Re: [PATCH v4] pci: prevent putting nvidia GPUs into lower device states on certain intel bridges

From: Mika Westerberg
Date: Wed Nov 27 2019 - 06:49:02 EST


On Tue, Nov 26, 2019 at 06:10:36PM -0500, Lyude Paul wrote:
> Hey-this is almost certainly not the right place in this thread to respond,
> but this thread has gotten so deep evolution can't push the subject further to
> the right, heh.
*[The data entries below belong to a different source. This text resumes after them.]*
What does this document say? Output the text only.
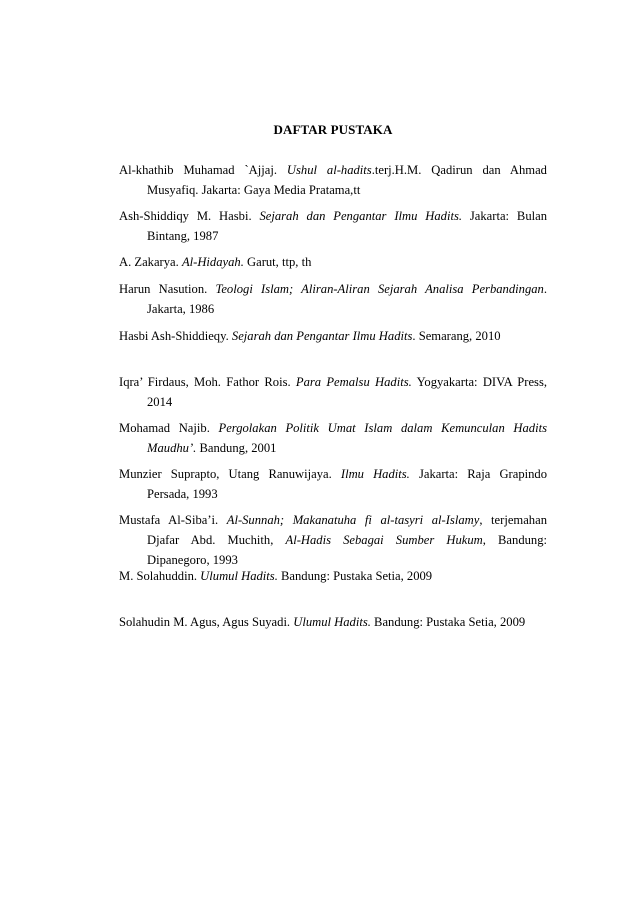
DAFTAR PUSTAKA
Al-khathib Muhamad `Ajjaj. Ushul al-hadits.terj.H.M. Qadirun dan Ahmad
Musyafiq. Jakarta: Gaya Media Pratama,tt
Ash-Shiddiqy M. Hasbi. Sejarah dan Pengantar Ilmu Hadits. Jakarta: Bulan
Bintang, 1987
A. Zakarya. Al-Hidayah. Garut, ttp, th
Harun Nasution. Teologi Islam; Aliran-Aliran Sejarah Analisa Perbandingan.
Jakarta, 1986
Hasbi Ash-Shiddieqy. Sejarah dan Pengantar Ilmu Hadits. Semarang, 2010
Iqra’ Firdaus, Moh. Fathor Rois. Para Pemalsu Hadits. Yogyakarta: DIVA Press,
2014
Mohamad Najib. Pergolakan Politik Umat Islam dalam Kemunculan Hadits
Maudhu’. Bandung, 2001
Munzier Suprapto, Utang Ranuwijaya. Ilmu Hadits. Jakarta: Raja Grapindo
Persada, 1993
Mustafa Al-Siba’i. Al-Sunnah; Makanatuha fi al-tasyri al-Islamy, terjemahan
Djafar Abd. Muchith, Al-Hadis Sebagai Sumber Hukum, Bandung:
Dipanegoro, 1993
M. Solahuddin. Ulumul Hadits. Bandung: Pustaka Setia, 2009
Solahudin M. Agus, Agus Suyadi. Ulumul Hadits. Bandung: Pustaka Setia, 2009
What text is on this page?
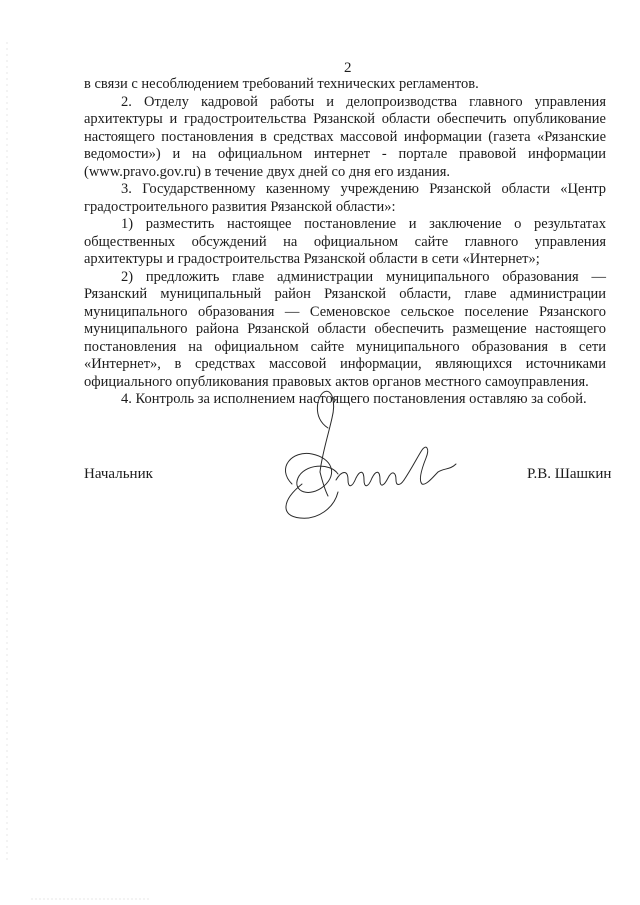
2

в связи с несоблюдением требований технических регламентов.

2. Отделу кадровой работы и делопроизводства главного управления архитектуры и градостроительства Рязанской области обеспечить опубликование настоящего постановления в средствах массовой информации (газета «Рязанские ведомости») и на официальном интернет - портале правовой информации (www.pravo.gov.ru) в течение двух дней со дня его издания.

3. Государственному казенному учреждению Рязанской области «Центр градостроительного развития Рязанской области»:

1) разместить настоящее постановление и заключение о результатах общественных обсуждений на официальном сайте главного управления архитектуры и градостроительства Рязанской области в сети «Интернет»;

2) предложить главе администрации муниципального образования — Рязанский муниципальный район Рязанской области, главе администрации муниципального образования — Семеновское сельское поселение Рязанского муниципального района Рязанской области обеспечить размещение настоящего постановления на официальном сайте муниципального образования в сети «Интернет», в средствах массовой информации, являющихся источниками официального опубликования правовых актов органов местного самоуправления.

4. Контроль за исполнением настоящего постановления оставляю за собой.

Начальник	Р.В. Шашкин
So I'll just respond here.

:)

> I've been following this and helping out Karol with testing here and there.
> They had me test Bjorn's PCI branch on the X1 Extreme 2nd generation, which
> has a turing GPU and 8086:1901 PCI bridge.
>
> I was about to say "the patch fixed things, hooray!" but it seems that after
> trying runtime suspend/resume a couple times things fall apart again:

You mean $subject patch, no?

> [ 686.883247] nouveau 0000:01:00.0: DRM: suspending object tree...
> [ 752.866484] ACPI Error: Aborting method \_SB.PCI0.PEG0.PEGP.NVPO due to previous error (AE_AML_LOOP_TIMEOUT) (20190816/psparse-529)
> [ 752.866508] ACPI Error: Aborting method \_SB.PCI0.PGON due to previous error (AE_AML_LOOP_TIMEOUT) (20190816/psparse-529)
> [ 752.866521] ACPI Error: Aborting method \_SB.PCI0.PEG0.PG00._ON due to previous error (AE_AML_LOOP_TIMEOUT) (20190816/psparse-529)

This is probably the culprit. The same AML code fails to properly turn
on the device.

Is acpidump from this system available somewhere?